The Man Booker - triumph or disaster?
The result of the Man Booker Prize for Fiction this week was a surprise to everyone. In a year when the heavy hitters were there in force, the Prize has gone to a relatively obscure Irish writer who was first named as a Booker contender in 1989. His book, The Sea, was the one which was selling least well from all those on the shortlist. Booksellers were disappointed that the Prize did not go to the distinguished favourite Julian Barnes, the hugely accomplished Kazuo Ishiguro or the glamorous young contender Zadie Smith.
It's the first time an Irish writer has won the Booker since Roddy Doyle in 1993. John Banville said: 'One of the things about the Booker is, it's very good for publishing. Literary publishers can go to their money men and say, look, good literary publishing can make money too.' To support this, Picador has already reprinted 50,000 copies of the book and there has been a 1900% increase in its sales at Waterstone's.

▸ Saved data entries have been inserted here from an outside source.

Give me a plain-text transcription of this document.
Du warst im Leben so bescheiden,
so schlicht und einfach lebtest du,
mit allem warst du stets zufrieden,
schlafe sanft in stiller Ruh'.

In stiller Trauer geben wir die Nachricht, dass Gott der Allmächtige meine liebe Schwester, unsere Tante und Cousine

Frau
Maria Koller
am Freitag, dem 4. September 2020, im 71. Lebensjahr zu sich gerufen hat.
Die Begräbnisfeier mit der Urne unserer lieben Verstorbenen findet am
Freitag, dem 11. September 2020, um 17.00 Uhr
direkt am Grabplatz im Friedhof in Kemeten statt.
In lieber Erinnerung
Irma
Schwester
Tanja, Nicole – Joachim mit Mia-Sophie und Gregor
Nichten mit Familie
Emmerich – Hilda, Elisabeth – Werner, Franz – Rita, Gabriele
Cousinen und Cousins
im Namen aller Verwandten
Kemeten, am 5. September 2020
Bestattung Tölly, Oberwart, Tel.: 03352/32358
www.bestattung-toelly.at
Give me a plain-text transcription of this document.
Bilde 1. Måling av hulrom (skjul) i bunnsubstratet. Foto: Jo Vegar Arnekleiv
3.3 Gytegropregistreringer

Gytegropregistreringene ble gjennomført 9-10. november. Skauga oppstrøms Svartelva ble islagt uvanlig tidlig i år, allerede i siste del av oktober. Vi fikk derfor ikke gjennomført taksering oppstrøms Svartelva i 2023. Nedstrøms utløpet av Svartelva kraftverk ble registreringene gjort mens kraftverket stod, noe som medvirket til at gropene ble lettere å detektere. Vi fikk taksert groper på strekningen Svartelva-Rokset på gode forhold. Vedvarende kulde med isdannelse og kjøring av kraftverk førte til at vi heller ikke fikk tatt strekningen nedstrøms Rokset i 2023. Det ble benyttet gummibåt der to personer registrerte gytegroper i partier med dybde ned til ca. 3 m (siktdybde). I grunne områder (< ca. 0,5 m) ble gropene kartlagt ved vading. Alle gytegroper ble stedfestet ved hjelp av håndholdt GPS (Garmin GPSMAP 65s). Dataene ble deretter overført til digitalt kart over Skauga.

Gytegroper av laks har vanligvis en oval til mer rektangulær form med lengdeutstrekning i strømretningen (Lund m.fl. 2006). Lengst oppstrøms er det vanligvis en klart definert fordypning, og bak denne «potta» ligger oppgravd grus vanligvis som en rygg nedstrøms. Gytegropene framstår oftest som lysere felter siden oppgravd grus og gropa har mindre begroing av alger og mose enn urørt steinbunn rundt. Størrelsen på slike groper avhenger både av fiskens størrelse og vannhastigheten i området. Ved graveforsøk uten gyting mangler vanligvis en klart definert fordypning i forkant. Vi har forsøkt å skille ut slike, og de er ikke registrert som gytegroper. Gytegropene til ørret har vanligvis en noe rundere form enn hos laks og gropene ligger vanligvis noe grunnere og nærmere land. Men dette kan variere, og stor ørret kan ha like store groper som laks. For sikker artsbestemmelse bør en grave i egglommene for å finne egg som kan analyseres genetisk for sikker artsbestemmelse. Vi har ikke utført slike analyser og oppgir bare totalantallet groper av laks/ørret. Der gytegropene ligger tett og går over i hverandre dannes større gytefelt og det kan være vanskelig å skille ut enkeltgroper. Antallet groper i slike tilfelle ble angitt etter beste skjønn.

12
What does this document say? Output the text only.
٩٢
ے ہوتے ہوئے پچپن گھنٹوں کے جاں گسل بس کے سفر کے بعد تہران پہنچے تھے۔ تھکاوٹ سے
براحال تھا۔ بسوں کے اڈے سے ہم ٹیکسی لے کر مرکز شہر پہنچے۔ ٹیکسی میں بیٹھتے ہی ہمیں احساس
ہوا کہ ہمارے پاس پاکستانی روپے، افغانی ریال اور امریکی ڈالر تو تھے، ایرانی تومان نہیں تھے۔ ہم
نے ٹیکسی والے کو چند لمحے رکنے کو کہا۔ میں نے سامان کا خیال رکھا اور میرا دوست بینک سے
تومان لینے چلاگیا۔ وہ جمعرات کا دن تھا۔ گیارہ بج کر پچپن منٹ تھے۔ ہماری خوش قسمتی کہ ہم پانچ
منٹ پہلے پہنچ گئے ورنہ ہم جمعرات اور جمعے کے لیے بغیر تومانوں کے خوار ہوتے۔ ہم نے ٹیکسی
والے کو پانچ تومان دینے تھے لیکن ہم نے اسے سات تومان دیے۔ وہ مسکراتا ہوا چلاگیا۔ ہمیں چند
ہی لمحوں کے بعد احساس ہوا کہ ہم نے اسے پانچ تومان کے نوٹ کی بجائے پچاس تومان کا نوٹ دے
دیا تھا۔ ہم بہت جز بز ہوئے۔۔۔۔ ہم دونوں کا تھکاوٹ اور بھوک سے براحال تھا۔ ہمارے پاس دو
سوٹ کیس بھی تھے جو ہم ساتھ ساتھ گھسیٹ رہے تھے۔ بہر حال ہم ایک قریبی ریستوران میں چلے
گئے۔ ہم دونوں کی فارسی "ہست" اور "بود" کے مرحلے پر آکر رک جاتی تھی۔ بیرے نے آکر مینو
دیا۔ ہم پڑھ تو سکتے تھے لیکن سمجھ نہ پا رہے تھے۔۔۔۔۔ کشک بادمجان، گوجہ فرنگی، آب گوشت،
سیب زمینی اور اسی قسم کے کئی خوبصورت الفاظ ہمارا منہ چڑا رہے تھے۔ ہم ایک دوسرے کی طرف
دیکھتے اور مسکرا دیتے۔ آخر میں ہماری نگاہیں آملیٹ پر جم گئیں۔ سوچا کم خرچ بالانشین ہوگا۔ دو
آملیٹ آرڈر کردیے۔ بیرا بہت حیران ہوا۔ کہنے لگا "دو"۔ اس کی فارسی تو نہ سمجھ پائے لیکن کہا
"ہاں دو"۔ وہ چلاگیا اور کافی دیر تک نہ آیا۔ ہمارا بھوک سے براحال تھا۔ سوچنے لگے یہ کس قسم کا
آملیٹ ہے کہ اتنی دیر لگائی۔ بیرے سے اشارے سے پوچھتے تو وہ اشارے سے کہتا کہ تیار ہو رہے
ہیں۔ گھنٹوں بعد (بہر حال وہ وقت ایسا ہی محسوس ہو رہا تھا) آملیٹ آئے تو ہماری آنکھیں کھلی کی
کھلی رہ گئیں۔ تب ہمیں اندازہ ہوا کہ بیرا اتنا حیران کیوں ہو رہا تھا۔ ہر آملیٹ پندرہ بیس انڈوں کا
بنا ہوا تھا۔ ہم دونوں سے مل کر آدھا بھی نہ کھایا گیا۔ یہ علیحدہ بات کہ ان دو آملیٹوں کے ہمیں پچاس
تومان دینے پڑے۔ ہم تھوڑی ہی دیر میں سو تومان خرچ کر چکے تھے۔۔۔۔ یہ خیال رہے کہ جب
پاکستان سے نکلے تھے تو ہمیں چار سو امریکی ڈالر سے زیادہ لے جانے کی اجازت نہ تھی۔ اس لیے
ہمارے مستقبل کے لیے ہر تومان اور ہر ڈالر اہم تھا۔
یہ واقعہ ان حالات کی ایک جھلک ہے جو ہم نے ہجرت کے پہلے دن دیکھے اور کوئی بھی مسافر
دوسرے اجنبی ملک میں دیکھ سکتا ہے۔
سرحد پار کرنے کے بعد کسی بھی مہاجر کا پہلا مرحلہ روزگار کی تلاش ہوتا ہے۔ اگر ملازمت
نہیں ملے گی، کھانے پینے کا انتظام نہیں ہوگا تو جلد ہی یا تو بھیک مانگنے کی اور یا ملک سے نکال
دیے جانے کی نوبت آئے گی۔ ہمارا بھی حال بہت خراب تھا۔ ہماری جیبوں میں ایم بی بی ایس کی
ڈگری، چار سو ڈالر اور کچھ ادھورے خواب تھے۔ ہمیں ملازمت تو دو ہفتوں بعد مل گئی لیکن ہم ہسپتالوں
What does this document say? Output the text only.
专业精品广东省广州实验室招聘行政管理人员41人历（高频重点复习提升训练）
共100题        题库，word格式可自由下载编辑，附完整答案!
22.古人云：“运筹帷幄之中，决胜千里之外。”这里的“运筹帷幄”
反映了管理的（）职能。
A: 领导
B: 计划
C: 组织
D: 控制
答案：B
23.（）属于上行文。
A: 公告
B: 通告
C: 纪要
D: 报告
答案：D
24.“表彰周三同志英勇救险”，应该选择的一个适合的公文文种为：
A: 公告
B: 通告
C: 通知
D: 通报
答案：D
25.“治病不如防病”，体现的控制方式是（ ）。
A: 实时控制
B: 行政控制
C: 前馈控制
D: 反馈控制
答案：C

Clearly the judges had a hard time choosing the winner and it is rumoured that the chair, Professor John Sutherland, had to use his casting vote. He said: 'it was an extraordinarily closely contested last round - the judges felt the level of the shortlisted novels was as high as it can ever have been.' He called The Sea 'a masterly study of grief, memory and love recollected. It is an incredibly written piece of work if very melancholy. But if you can't tune into it, it won't work for you.'
The book is not universally admired. In an extraordinarily strongly worded attack, Boyd Tonkin, the Literary Editor of the Independent, said: 'Yesterday the Man Booker judges made possibly the worst, certainly the most perverse, and perhaps the most indefensible choice in the 36-year history of the contest. By choosing John Banville's The Sea, they selected an icy and over-controlled exercise in coterie aestheticism ahead of a shortlist, and a long list, packed with a plenitude of riches and delights.'
But of course there's really no right and wrong relating to judging panels' choice of winners. In the end they are simply a group of people with individual views, and, whatever anyone else thinks, it is entirely unpredictable what the outcome of the judging process will be. Anyone who's ever judged a literary prize knows this is true. There's no doubt though that over the years the Booker Prize has established an international reputation and that it really does sell books. So perhaps John Banville's comment highlights the most important element of all this - the massive public interest in the Man Booker Prize - and the huge publicity and sales it generates for literary fiction.